“Mais de dez ano, irmão. No veneno lento. Lá em Marília. Tive no cadeião de Ourinhos também, quando era cadeião, hoje é CR [Centro de Ressocialização]. O baguio era feio, put* que las merd*… Meu nome é Ademar Ferreira. Sem o Silva, que meu pai tirou. Sei lá o porquê. José Aparecido Ferreira da Silva o nome dele. Antes de morrer, tirou. Vish, faz muito tempo isso. Tô com 45. Eu sou de Ourinhos, minha mãe tá lá, acredito que esteja viva ainda. Faz mais de oito anos que eu não vejo ela. Nesse tempo eu tava em Maringá, daí pulei pra Londrina. A última cadeia que eu tirei foi em Caiuá, divisa de Mato Grosso com São Paulo, fiquei um ano.
– Mor, nóis vai se internar, depois da entrevista nóis vai se internar!
Eu e a minha muié, a Nilda, tamo pensando em ser internado, pra largar o vício. De vez em quando a gente puxa uma droga, cê entendeu, na humildade? A gente não quer mais. Vixe Maria, amor, vai fechar com um ano que nóis tá junto, né? Um ano. Conheci ela aqui em Londrina. De Maringá pra cá eu procurei ajuda, fui no Bom Samaritano, tava eu e mais uns companheiro que veio de Maringá comigo, aí pá, fiquei aqui e tal, fiquei rodado. Aí conheci ela aqui. Ela era prostituta, cê entendeu? Falei pra ela: ‘Deus não quer isso de você. Tô aqui pra te ajudar, você ajuda eu. Sai dessa vida, cê merece’. Graças a Deus tô conseguindo, ela tá de pé comigo. A Nilda nasceu aqui dentro de Londrina, lá na favela da Vila Mariza. No miolo do inferno, cê entendeu? Ela nasceu lá. Foi ou não foi, amor? Eu não vou ficar nessa vida. Cara, pegaram minha carteira… Arrancaram uma tábua, chegaram por trás, cataram minha bolsa, meu tênis Adidas, tudo. Porr*… Nóis dorme na rua. Qualquer lugar que você vê uma marquise, nóis tá entrando dentro. Em lugar que chove, nóis tá entrando dentro. A cadeia? É esquisito. Não podia ficar dentro do barraco. Toda dia cê tinha que sair pro lado de fora. Se você ficasse preso, lá dentro, cê tava no seguro. Cê tá no convívio, tem que sair pra fora, se você tiver devendo alguma coisa pra alguém, tem que colocar a bola no chão.
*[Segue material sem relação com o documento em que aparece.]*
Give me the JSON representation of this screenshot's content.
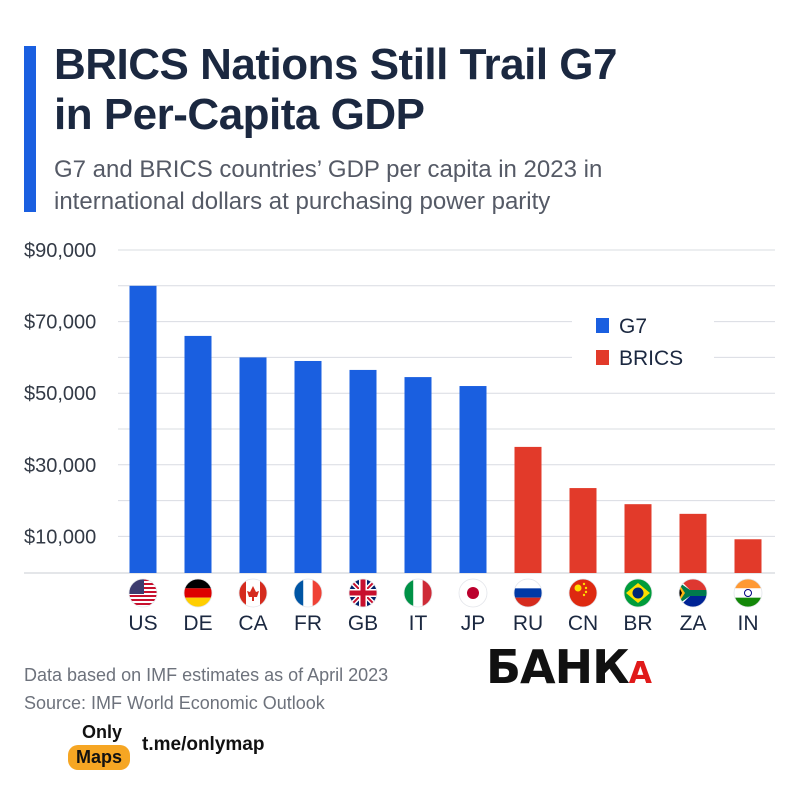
{
  "title": {
    "line1": "BRICS Nations Still Trail G7",
    "line2": "in Per-Capita GDP"
  },
  "subtitle": {
    "line1": "G7 and BRICS countries’ GDP per capita in 2023 in",
    "line2": "international dollars at purchasing power parity"
  },
  "colors": {
    "accent": "#1a5fe0",
    "g7": "#1a5fe0",
    "brics": "#e23a2a"
  },
  "chart_data": {
    "type": "bar",
    "title": "BRICS Nations Still Trail G7 in Per-Capita GDP",
    "categories": [
      "US",
      "DE",
      "CA",
      "FR",
      "GB",
      "IT",
      "JP",
      "RU",
      "CN",
      "BR",
      "ZA",
      "IN"
    ],
    "groups": [
      "G7",
      "G7",
      "G7",
      "G7",
      "G7",
      "G7",
      "G7",
      "BRICS",
      "BRICS",
      "BRICS",
      "BRICS",
      "BRICS"
    ],
    "values": [
      80000,
      66000,
      60000,
      59000,
      56500,
      54500,
      52000,
      35000,
      23500,
      19000,
      16300,
      9200
    ],
    "ylim": [
      0,
      90000
    ],
    "yticks": [
      10000,
      30000,
      50000,
      70000,
      90000
    ],
    "ytick_labels": [
      "$10,000",
      "$30,000",
      "$50,000",
      "$70,000",
      "$90,000"
    ],
    "legend": [
      {
        "name": "G7"
      },
      {
        "name": "BRICS"
      }
    ],
    "legend_position": "top-right",
    "grid": true,
    "flag_icons": [
      "flag-us-icon",
      "flag-de-icon",
      "flag-ca-icon",
      "flag-fr-icon",
      "flag-gb-icon",
      "flag-it-icon",
      "flag-jp-icon",
      "flag-ru-icon",
      "flag-cn-icon",
      "flag-br-icon",
      "flag-za-icon",
      "flag-in-icon"
    ]
  },
  "footer": {
    "note": "Data based on IMF estimates as of April 2023",
    "source": "Source: IMF World Economic Outlook"
  },
  "branding": {
    "bank_logo_main": "БАНК",
    "bank_logo_suffix": "А",
    "only_label": "Only",
    "maps_label": "Maps",
    "telegram_link": "t.me/onlymap"
  }
}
Mano, não devo nada e tal… É o seguinte, é Deus e nóis. Todo dia. Às vezes eu conseguia fazer minha rede de descanso. Mas se ia pro pátio, não tinha como, os cara jogando bola, pá, aquela correria toda… Não tinha como pendurar minha tarrafona ali no meio. Mas ali era assim, quando saía pro pátio, era quatro, cinco, seis banho no dia. Água gelada! Ali perto do Mato Grosso é gelada… No lombo do cara. Meu sonho é poder tá num lar, cê entendeu, poder ter uma vida mais tranquila. Essa vida aqui pra mim é turbulenta. Eu não, mas ela tem filho. Tem até neto!
– Tenho três filho. Falo de vez em quando. Os demais não gostam, mas a mais velha me dá uma força.
A filha dela me chama de pai, cê acredita? Viu, faz uma semana que nóis não usa crack. Nóis tamo correndo pra vazar desse negócio.”